先ほどより川下に近い場所に移動したため、パチンコ屋の喧騒も遠ざかった。
今は流れる水音と時折漏れる透子の感嘆、そして響が本を読む声だけが橋の下の二人の周りで反響していた。
「なんでボクが……自分で読めばいいじゃないですか……」
次のページをめくるのと同時に、響がぼやく。
不満そうに唇を尖らせる響を見て、透子は一瞬何かを言おうとしてやめた。
「自分以外の声でこの話を聴いてみたかったんだ。こんないい声で読み聞かせてもらえるなんて幸せー」
(いい声……)
その言葉は、響を複雑な気持ちにさせる。響の声を褒めてくれる人は今までもいた。
でも響が歌った途端、みんなもう二度とその言葉を口にしなくなる。
(透子さんはそうじゃないな……)
この本は比較的簡単な文章で綴られている。学校の授業をさほど熱心に聴いてない響でも、読めない漢字などなかった。

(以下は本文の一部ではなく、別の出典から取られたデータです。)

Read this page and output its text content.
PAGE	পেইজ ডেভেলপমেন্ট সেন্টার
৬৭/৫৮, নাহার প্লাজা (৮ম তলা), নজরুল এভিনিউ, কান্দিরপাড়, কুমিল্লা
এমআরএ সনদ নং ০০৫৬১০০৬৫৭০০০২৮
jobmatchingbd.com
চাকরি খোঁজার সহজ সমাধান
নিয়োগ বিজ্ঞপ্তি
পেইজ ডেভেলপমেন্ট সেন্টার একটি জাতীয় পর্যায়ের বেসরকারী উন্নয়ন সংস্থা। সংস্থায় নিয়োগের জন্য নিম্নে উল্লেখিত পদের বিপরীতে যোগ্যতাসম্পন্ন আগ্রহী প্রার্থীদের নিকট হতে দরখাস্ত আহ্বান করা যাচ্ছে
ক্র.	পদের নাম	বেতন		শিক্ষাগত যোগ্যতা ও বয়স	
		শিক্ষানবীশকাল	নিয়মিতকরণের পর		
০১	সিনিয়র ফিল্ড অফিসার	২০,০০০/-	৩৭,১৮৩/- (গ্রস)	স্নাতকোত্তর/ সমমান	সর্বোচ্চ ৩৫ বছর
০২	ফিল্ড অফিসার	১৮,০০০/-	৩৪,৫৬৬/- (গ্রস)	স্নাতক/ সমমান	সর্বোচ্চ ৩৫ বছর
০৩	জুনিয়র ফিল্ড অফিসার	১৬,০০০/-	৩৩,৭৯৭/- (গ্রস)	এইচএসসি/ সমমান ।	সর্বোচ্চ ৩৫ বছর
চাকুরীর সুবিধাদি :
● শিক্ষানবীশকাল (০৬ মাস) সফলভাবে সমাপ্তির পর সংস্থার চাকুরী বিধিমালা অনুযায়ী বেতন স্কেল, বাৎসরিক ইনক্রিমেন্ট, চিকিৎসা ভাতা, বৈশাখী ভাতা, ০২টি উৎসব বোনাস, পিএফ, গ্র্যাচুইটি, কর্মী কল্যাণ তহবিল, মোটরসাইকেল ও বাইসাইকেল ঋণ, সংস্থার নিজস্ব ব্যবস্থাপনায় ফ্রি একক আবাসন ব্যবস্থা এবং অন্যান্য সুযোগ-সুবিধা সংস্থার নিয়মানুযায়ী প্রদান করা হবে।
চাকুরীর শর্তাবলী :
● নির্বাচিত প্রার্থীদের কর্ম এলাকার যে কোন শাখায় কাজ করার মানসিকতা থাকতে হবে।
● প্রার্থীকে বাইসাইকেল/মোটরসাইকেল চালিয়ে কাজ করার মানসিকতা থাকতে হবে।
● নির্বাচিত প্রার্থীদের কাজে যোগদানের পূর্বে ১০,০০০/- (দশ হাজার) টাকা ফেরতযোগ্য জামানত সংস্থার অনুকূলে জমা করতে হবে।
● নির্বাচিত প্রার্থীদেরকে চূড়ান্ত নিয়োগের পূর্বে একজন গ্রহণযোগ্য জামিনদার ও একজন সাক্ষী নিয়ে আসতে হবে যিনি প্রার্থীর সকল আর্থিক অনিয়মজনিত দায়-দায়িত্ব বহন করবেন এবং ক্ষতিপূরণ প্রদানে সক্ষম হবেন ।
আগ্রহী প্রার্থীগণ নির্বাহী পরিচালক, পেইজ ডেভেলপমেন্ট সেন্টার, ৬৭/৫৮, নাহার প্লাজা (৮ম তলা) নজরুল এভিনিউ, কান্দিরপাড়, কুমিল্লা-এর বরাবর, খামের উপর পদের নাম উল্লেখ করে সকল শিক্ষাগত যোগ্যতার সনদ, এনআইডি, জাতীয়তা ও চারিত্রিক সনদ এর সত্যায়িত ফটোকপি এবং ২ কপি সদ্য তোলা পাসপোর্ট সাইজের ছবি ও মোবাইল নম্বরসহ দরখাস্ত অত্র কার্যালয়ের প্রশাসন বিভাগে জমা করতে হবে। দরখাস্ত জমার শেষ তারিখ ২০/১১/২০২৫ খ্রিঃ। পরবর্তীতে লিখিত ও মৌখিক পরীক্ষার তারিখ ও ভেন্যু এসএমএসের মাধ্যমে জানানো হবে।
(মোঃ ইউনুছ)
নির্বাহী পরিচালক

だけど、開いたページはどれも手書きでびっしりと振り仮名が振られていた。
(漢字が苦手なのかな)
そう言えば、さっき二人で拾った何枚もの紙。
あそこにでかでかと書かれた大きな文字も、ひらがなばかりだった。
考えごとをしているうちに頭がボーっとして、響の意識は自分が朗読している物語の世界へいつの間にか溶け込んでいった。